I mentioned a few months ago I was having surgery – but I never shared the details of what, when, why. That was, at first, because I was not sure I was going to share the details with many, if any, people.
But, as time goes by, I have come to the realization that keeping it a secret doesn’t really serve any purpose and telling people doesn’t really matter.
So, here goes nothin’
Back in February, I had gastric bypass surgery. I had come to the decision last fall that I wanted to do something to get a handle on my health and was fortunate enough to be approved for the surgery quickly and things just went from there.
I’ll post my story a little at a time over the next couple weeks – just in case you are interested. Don’t worry, there will still be scrapbooking and mommy posts – I’m not changing the focus of my blog. I just feel like I am only being partly truthful with you guys when I post these days because there are such major changes happening right now in my life – changes in my body but also in my heart and soul. I wanted to share the whole story with you so that I can continue to share authentically – and include the stories of the changes I’m experiencing and the new “me” I’m finding as I get healthy and fit.
So, that’s my big secret.
I’ll tell you why I have hesitated sharing for so long –originally it was because I was embarrassed and a little ashamed. I mean, this is something I never thought I would do… but then again, I never thought I’d get as big or as unhealthy as I did, either. And, I admit, I struggled with feeling like I was “cheating” a little by having the surgery.

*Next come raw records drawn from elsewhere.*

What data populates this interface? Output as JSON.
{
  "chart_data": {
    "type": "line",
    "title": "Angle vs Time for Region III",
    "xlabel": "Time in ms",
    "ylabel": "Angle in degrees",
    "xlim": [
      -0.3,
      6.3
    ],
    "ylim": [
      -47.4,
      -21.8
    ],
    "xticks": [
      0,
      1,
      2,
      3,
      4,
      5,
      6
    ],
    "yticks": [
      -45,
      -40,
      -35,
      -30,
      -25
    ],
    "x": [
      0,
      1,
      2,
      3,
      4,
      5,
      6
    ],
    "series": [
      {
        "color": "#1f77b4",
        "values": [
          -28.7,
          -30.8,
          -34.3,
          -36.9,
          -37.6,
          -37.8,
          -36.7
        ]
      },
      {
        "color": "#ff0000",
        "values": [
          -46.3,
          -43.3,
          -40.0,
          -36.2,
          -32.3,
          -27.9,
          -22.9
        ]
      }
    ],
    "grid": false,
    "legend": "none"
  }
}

I don’t feel that way anymore.
This is not cheating. It’s still a daily struggle. It’s still hard to lose the weight. It’s just a little easier now because I have another tool in my arsenal as I fight the battle against obesity and ill health. But I still have to be diligent about every thing I put in my mouth – even more so now post-surgery, than I ever was before.
I am learning the difference between fueling my body and feeding my body. Two very different things. I’m learning that it’s more important to fill my body with wholesome, whole, unprocessed foods, than it is to indulge in those treats I used to think I deserved. Now I know I deserve better. I deserve good health, energy, happiness and a long life.
I am rejoicing in the newfound energy I have. I am loving the fact that at the end of the day, I am tired, but it is a good tired, the kind that comes from knowing you have earned the right to be tired. Not the kind that comes at the beginning of the day as you rise out of the bed, sick and tired and wondering how you are going to make it through another day.
So, I’ll probably share tidbits from time to time – letting you know about my journey. I hope you don’t mind. You see, this blog is as much my journal as it is a place to share with you. It helps me organize my thoughts and feelings and sort things out. Sometimes they aren’t “real” until I see them on the blog.